Britain's Prime Minister Theresa May.
Image: AFP PHOTO / Tolga AKMEN. File photo.

Senior members of the British government will try on Thursday to agree a "backstop" plan for the Irish border when Britain leaves the European Union (EU) following reports that the Brexit minister opposes the current proposal.

Ten months before Britain is due to leave the EU, Prime Minister Theresa May is struggling to unite her government over the backstop plan. This arrangement is intended to keep Britain tied to the bloc's customs union after a transition period should there be a delay in implementing a final Brexit deal that has yet to be reached with Brussels.

Pro-Brexit campaigners say the plan is another step by the prime minister to maintain the closest possible ties to the EU, undermining the clean break with the bloc they are seeking so that Britain can forge new trading relationships with the world.

The so-called Brexit war committee was expected to meet on Thursday after Brexit minister David Davis, according to one source close to the government, "had gone bananas" over the proposal because it contained no end date.

He believed this could mean Britain would stay inside the customs union indefinitely, the source said. The current proposal would see Britain applying the EU's external tariffs for a limited period beyond December 2020.

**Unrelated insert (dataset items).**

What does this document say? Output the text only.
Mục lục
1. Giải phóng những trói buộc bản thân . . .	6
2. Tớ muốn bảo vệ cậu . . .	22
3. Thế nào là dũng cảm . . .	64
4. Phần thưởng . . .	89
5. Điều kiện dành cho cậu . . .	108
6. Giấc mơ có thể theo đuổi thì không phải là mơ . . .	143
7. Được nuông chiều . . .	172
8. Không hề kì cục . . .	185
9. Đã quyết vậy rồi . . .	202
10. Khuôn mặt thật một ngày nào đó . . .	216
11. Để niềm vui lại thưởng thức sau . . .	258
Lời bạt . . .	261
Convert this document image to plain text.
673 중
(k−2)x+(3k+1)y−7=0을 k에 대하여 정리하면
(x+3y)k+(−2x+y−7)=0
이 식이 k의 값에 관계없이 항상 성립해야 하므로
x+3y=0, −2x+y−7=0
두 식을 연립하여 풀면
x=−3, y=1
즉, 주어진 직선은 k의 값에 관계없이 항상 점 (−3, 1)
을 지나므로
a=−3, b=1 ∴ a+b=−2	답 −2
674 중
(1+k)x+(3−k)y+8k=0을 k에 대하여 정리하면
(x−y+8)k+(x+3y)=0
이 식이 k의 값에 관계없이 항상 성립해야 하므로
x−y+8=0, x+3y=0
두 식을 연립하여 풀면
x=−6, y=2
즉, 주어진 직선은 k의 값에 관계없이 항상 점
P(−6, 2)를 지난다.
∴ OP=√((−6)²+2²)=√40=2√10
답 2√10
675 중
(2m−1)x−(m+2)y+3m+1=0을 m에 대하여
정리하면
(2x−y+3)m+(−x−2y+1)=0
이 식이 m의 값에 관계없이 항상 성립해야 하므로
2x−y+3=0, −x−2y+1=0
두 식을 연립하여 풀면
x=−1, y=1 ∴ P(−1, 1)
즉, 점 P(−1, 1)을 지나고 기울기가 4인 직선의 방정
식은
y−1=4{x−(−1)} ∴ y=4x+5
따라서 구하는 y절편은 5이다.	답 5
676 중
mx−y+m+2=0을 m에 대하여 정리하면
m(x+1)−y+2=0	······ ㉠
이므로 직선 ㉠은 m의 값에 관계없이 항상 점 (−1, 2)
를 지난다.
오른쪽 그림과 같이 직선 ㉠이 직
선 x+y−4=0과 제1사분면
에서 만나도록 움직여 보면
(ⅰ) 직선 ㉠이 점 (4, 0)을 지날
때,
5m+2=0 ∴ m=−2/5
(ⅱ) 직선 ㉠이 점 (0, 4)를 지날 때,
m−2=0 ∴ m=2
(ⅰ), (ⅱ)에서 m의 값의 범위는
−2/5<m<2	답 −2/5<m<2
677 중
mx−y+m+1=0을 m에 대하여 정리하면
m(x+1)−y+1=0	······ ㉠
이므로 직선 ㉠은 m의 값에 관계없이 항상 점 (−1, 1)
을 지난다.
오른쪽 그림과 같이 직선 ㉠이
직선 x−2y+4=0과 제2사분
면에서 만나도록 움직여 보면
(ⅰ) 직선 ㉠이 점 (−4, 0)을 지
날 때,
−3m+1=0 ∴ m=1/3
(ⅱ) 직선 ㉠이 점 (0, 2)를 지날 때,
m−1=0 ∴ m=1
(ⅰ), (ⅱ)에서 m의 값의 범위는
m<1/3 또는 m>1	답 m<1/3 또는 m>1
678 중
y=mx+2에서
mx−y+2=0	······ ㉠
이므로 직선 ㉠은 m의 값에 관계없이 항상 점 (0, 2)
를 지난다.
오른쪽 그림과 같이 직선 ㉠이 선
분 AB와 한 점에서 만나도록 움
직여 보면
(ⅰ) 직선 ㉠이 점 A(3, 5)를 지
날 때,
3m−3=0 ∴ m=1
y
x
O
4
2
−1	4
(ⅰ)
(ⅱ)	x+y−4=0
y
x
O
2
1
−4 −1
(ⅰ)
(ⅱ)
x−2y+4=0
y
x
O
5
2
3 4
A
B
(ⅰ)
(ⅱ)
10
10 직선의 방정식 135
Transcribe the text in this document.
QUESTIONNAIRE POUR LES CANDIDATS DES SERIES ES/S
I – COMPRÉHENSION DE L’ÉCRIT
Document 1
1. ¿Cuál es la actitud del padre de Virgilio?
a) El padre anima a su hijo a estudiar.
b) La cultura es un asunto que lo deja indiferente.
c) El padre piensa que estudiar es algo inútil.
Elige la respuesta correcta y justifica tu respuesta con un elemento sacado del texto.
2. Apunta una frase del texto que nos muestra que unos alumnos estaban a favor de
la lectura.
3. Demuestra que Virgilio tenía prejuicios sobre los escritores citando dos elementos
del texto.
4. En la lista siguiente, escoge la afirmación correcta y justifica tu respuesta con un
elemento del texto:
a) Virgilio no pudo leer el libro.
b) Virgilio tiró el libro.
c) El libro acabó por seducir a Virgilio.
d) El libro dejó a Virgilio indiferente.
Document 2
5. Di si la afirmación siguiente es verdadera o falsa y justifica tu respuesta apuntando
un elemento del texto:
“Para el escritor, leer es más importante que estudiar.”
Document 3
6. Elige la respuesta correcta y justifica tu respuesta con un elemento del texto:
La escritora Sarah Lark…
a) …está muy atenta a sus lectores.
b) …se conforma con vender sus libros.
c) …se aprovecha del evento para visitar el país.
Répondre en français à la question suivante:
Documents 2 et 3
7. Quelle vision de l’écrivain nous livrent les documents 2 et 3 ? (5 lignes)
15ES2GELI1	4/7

Under the customs union, EU member states trade freely with each other and charge the same duties on imports from outside the bloc. Members of the customs union cannot negotiate their own trade deals with non-members, meaning that leaving the EU heralds the biggest shake-up in British trade for decades.

The source close to the government and some local media said Davies was considering whether to resign.


At the heart of the problem is ensuring there is no hard border between the British province of Northern Ireland and the Irish Republic, which will remain in the EU. Some politicians say any return of border controls could disrupt a peace agreement to reduce sectarian conflict in the north.

Davis has not commented directly on the source-based reports of his anger. He said on Wednesday the backstop proposal was still being discussed but he expected a decisive conclusion to the talks on Thursday.

Time is pressing in the Brexit talks, which have all but stalled as May tries to overcome the divisions not only among her ministers but also in her Conservative Party.

She has tried to persuade doubters that she never intended to use the backstop plan as she hoped to agree a workable deal with the EU on future customs arrangements.

But the government has yet to decide on its preferred customs option, unable as yet to overcome differences of opinion in the cabinet.

One pro-Brexit campaigner said the fear was the backstop plan would put Britain "in purgatory", essentially still in the EU's customs union indefinitely. "It's surrender," the campaigner said.